Professor’s condition improves after bear attack

JUNEAU — The condition of a university educator who was mauled by a bear while teaching a mountaineering course to students in Southeast Alaska was improving Tuesday.

Forest Wagner’s condition was upgraded from critical to serious, according to a spokesman from Providence Alaska Medical Center in Anchorage.

A sow with two cubs attacked University of Alaska Southeast assistant professor Wagner on Mount Emmerich, near Haines, where he was leading 11 students and two teaching assistants Monday, said spokeswoman Katie Bausler. A student hiked down the mountain to get cellphone reception and called for help. No one else was hurt.

Troopers coordinated a helicopter rescue into Haines. Wagner was then flown to Anchorage for treatment. The hospital said Wagner, 35, of Juneau, would not give interviews.

Troopers’ spokeswoman Megan Peters said it wasn’t clear what kind of bear attacked Wagner.

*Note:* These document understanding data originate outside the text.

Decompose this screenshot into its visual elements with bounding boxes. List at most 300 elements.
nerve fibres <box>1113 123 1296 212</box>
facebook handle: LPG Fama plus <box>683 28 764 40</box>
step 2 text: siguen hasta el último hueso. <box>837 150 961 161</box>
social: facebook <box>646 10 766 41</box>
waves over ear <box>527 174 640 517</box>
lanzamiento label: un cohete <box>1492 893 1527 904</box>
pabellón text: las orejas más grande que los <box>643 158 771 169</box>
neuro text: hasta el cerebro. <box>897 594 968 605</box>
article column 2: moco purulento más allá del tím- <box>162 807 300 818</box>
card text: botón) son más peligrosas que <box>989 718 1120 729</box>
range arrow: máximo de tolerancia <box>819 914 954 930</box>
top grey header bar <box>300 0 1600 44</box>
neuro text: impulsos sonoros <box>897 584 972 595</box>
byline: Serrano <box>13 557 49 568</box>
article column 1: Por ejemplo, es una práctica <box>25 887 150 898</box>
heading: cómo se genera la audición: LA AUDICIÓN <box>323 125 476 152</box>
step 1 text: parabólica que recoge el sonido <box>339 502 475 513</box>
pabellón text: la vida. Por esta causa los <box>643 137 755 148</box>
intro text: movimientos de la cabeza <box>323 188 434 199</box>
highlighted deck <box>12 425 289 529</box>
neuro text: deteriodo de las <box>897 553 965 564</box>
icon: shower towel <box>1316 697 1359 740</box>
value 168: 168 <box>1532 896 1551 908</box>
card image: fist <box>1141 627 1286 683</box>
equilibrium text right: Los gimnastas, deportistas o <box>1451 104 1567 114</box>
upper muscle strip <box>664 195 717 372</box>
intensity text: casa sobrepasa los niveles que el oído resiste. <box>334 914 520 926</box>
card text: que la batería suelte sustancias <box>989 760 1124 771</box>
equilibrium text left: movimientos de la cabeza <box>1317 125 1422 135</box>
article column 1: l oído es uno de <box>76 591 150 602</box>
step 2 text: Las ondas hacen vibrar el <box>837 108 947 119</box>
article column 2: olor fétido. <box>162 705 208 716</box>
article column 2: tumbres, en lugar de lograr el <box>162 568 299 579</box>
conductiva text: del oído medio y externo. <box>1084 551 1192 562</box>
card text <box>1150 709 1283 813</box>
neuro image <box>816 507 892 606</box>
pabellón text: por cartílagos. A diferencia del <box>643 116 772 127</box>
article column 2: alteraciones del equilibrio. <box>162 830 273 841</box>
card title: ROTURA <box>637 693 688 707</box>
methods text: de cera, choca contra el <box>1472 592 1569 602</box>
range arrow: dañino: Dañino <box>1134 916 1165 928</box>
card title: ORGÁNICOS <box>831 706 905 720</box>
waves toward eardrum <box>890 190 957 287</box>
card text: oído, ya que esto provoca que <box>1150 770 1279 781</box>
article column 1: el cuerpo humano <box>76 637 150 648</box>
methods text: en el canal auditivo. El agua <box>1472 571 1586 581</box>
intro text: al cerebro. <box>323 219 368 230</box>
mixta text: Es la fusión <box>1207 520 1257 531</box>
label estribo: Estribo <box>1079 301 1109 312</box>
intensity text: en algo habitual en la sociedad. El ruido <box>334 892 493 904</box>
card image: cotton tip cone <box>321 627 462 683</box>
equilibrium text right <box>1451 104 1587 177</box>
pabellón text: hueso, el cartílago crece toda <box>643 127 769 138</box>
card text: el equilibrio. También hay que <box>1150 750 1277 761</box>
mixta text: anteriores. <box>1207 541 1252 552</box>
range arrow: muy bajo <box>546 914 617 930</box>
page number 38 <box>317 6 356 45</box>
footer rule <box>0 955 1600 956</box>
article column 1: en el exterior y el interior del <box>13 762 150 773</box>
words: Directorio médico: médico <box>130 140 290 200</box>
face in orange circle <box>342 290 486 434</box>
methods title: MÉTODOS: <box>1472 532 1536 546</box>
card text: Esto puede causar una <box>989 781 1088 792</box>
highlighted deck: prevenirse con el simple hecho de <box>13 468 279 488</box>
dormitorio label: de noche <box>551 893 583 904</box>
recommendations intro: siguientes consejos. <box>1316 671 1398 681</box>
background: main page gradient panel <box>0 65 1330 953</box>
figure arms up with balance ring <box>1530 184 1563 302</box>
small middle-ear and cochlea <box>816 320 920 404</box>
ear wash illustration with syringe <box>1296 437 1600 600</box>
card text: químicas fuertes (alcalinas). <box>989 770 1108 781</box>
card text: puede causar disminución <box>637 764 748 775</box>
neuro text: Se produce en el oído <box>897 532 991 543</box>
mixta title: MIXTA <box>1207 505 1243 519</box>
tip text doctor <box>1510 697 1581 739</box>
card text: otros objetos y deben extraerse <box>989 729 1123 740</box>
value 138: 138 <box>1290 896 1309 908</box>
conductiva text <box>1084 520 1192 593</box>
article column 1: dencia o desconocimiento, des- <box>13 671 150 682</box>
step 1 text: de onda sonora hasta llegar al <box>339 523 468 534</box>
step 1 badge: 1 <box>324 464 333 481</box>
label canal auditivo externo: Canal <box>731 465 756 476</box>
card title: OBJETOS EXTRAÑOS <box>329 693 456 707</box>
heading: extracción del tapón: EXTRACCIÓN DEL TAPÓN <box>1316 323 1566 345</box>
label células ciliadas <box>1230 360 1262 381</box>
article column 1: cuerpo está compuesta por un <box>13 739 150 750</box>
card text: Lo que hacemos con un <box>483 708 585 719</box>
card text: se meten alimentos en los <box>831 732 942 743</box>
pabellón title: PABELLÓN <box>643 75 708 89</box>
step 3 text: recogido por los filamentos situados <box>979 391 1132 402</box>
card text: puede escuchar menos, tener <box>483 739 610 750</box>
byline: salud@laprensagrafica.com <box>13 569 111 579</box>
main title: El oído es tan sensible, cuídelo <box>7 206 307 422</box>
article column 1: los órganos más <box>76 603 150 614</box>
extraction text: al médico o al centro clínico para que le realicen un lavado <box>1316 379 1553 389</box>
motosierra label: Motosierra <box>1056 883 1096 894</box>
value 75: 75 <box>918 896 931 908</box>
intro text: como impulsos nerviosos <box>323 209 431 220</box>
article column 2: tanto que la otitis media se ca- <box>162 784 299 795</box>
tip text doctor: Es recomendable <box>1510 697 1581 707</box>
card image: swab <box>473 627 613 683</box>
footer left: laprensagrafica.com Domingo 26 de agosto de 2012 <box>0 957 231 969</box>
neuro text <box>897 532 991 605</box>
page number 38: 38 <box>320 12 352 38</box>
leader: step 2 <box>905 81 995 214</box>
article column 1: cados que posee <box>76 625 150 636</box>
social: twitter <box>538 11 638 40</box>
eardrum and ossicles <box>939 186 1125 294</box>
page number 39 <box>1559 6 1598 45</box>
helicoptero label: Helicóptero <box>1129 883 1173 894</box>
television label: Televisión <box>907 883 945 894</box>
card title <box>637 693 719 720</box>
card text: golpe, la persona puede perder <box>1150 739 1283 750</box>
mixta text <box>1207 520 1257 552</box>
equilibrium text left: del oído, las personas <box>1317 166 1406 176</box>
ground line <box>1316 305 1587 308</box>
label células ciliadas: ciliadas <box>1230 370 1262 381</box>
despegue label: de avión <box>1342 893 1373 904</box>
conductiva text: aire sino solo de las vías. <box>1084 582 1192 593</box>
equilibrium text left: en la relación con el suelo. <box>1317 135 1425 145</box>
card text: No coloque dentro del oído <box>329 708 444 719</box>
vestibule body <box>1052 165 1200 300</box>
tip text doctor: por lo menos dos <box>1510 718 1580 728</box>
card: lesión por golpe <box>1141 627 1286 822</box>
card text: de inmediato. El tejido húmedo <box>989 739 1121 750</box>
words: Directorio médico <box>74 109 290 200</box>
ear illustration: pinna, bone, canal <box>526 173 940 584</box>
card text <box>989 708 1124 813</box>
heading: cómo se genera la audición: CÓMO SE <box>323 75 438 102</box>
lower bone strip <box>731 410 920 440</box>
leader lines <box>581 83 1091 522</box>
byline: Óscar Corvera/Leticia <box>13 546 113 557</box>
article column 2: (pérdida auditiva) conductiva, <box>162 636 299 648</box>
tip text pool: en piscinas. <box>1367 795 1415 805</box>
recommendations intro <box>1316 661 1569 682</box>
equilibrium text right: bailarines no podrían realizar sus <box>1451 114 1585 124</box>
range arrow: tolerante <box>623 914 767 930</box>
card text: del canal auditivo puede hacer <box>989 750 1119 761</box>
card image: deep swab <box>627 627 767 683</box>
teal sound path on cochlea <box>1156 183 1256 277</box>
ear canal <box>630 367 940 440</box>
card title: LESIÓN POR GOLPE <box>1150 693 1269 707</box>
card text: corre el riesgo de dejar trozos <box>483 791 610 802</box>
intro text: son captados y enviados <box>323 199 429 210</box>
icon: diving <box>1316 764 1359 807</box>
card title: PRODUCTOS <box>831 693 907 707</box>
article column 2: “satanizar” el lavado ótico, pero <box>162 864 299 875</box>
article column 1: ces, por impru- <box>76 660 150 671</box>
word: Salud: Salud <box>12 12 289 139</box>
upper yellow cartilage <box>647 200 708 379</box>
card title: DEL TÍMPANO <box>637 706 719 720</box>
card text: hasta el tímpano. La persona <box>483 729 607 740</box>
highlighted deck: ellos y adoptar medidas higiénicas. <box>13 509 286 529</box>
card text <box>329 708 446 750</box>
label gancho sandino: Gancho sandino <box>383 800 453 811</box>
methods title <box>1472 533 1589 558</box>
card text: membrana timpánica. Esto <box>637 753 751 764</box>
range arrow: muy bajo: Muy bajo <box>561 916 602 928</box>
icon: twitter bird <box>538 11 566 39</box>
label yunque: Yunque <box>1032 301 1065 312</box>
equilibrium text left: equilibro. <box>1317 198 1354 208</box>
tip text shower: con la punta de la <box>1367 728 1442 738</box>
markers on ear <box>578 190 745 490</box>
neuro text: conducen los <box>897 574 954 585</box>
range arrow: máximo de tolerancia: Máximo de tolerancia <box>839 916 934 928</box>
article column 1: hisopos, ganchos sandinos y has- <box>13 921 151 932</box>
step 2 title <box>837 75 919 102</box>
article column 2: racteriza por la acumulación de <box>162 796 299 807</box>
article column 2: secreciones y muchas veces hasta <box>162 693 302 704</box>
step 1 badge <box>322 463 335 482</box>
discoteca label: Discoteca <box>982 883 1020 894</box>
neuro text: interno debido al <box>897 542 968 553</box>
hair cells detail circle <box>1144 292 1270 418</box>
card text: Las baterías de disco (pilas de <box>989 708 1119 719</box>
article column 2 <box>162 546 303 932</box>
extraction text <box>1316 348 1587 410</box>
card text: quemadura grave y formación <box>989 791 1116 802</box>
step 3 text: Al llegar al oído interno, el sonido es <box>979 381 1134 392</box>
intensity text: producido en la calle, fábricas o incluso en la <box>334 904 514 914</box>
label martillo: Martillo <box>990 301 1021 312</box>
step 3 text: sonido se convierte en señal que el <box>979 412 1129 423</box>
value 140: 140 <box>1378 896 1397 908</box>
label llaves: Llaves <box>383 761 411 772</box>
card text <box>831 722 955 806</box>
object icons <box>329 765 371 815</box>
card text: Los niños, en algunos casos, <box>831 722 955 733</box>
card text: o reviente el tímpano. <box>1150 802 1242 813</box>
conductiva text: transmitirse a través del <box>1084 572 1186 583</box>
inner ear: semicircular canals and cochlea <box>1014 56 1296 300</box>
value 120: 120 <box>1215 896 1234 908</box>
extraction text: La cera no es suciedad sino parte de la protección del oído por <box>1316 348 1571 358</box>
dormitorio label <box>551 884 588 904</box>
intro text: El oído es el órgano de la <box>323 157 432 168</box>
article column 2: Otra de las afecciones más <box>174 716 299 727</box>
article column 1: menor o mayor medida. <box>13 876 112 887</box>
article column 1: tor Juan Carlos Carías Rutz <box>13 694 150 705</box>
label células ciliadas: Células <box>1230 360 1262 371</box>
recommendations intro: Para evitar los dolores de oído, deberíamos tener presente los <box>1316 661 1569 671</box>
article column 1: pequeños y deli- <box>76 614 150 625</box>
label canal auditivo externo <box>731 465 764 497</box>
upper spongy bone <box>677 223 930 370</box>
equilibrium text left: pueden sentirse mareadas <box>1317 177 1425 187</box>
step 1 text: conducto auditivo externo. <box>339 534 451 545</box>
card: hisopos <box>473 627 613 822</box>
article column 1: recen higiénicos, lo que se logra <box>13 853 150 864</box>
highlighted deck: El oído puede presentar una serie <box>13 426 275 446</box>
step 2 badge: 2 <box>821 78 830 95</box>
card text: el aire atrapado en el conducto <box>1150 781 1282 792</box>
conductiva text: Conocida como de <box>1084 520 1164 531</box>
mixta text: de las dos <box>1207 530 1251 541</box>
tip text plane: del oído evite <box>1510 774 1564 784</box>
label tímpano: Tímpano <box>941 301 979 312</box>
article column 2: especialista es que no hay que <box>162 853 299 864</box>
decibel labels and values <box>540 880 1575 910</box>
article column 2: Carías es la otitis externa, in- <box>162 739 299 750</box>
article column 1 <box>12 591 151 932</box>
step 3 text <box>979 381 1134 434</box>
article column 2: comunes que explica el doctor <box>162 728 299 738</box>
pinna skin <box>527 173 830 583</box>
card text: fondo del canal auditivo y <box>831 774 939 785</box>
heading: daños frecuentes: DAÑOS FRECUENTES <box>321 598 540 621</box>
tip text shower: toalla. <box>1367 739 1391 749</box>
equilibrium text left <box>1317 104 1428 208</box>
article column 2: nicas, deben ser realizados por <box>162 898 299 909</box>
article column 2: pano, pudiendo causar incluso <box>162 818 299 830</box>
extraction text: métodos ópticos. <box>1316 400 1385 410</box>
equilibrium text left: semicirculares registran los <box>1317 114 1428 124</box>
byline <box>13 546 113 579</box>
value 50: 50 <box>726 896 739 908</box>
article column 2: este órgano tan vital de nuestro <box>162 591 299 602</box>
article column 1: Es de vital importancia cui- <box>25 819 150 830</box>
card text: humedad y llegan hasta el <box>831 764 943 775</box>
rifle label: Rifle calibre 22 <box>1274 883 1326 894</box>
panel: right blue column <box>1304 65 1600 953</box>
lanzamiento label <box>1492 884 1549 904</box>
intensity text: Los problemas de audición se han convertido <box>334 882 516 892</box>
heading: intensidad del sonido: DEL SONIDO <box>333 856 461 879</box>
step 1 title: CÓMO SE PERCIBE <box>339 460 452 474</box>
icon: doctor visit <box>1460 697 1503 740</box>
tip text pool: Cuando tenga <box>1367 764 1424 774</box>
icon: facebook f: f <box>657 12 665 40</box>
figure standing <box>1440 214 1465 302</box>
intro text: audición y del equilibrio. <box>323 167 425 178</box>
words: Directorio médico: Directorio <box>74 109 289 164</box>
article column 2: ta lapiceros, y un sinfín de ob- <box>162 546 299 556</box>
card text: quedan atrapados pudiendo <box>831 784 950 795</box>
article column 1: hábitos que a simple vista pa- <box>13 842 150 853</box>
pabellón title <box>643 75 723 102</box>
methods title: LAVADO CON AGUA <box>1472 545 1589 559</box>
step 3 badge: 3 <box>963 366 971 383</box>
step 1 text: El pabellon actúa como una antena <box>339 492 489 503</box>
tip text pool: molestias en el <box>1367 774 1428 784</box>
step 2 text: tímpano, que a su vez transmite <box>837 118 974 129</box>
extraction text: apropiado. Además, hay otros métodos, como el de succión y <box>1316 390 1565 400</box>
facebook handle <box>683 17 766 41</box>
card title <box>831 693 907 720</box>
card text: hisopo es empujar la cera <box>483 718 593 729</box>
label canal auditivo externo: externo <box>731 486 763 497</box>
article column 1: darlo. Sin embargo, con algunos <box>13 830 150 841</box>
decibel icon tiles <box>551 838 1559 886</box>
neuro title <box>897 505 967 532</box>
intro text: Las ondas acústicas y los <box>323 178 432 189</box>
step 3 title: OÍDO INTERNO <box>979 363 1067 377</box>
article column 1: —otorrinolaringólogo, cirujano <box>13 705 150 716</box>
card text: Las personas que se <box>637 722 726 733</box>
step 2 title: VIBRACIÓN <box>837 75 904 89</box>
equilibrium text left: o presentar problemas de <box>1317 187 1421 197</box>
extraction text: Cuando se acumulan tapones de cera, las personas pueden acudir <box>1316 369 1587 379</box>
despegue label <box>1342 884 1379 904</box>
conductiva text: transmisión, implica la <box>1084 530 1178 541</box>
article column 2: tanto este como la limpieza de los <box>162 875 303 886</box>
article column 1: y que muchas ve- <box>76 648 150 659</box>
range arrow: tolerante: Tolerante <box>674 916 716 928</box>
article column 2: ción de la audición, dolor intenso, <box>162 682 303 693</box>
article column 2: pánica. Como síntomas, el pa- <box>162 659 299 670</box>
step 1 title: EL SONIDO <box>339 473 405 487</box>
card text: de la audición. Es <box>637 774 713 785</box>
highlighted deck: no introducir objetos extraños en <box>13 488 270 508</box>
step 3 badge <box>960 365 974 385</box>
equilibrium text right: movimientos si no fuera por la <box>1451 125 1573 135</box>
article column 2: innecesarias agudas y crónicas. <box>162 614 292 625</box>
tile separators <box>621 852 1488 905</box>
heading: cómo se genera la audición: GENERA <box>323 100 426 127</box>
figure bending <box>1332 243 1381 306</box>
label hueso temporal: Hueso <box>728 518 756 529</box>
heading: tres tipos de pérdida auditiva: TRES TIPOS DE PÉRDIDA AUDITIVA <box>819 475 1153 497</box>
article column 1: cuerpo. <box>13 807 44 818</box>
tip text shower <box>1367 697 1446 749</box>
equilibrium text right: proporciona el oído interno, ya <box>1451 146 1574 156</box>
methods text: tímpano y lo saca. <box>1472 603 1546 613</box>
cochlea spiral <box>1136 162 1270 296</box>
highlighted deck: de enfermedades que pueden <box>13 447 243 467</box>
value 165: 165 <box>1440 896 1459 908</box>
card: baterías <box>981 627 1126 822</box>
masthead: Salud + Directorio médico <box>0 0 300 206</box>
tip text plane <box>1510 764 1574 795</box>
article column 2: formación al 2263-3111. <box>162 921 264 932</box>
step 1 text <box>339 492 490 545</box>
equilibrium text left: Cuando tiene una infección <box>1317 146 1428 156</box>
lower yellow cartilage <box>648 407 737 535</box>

Students were evacuated from the mountain after someone saw the bear in the area, but Peters said that person was too panicked to relay the type of bear.

The students spent the night in Haines with another professor and planned to take a ferry back Tuesday to Juneau, Bausler said.

Meanwhile, an Alaska Department of Fish and Game biologist was seeking information on the attack and planned to interview the students upon their return to Juneau, according to spokesman Ken Marsh.

Wagner has been coordinating and teaching in the university’s outdoor studies program since 2006, according to his biography. He teaches rock and ice climbing, backcountry navigation, glacier travel and mountaineering.

His teaching schedule said he planned to leave the mountain by Tuesday.

Wagner is the second man attacked by a bear in Alaska within days. A 77-year-old bear hunter is recovering at an Anchorage hospital from injuries he suffered when a grizzly mauled him in interior Alaska on Friday.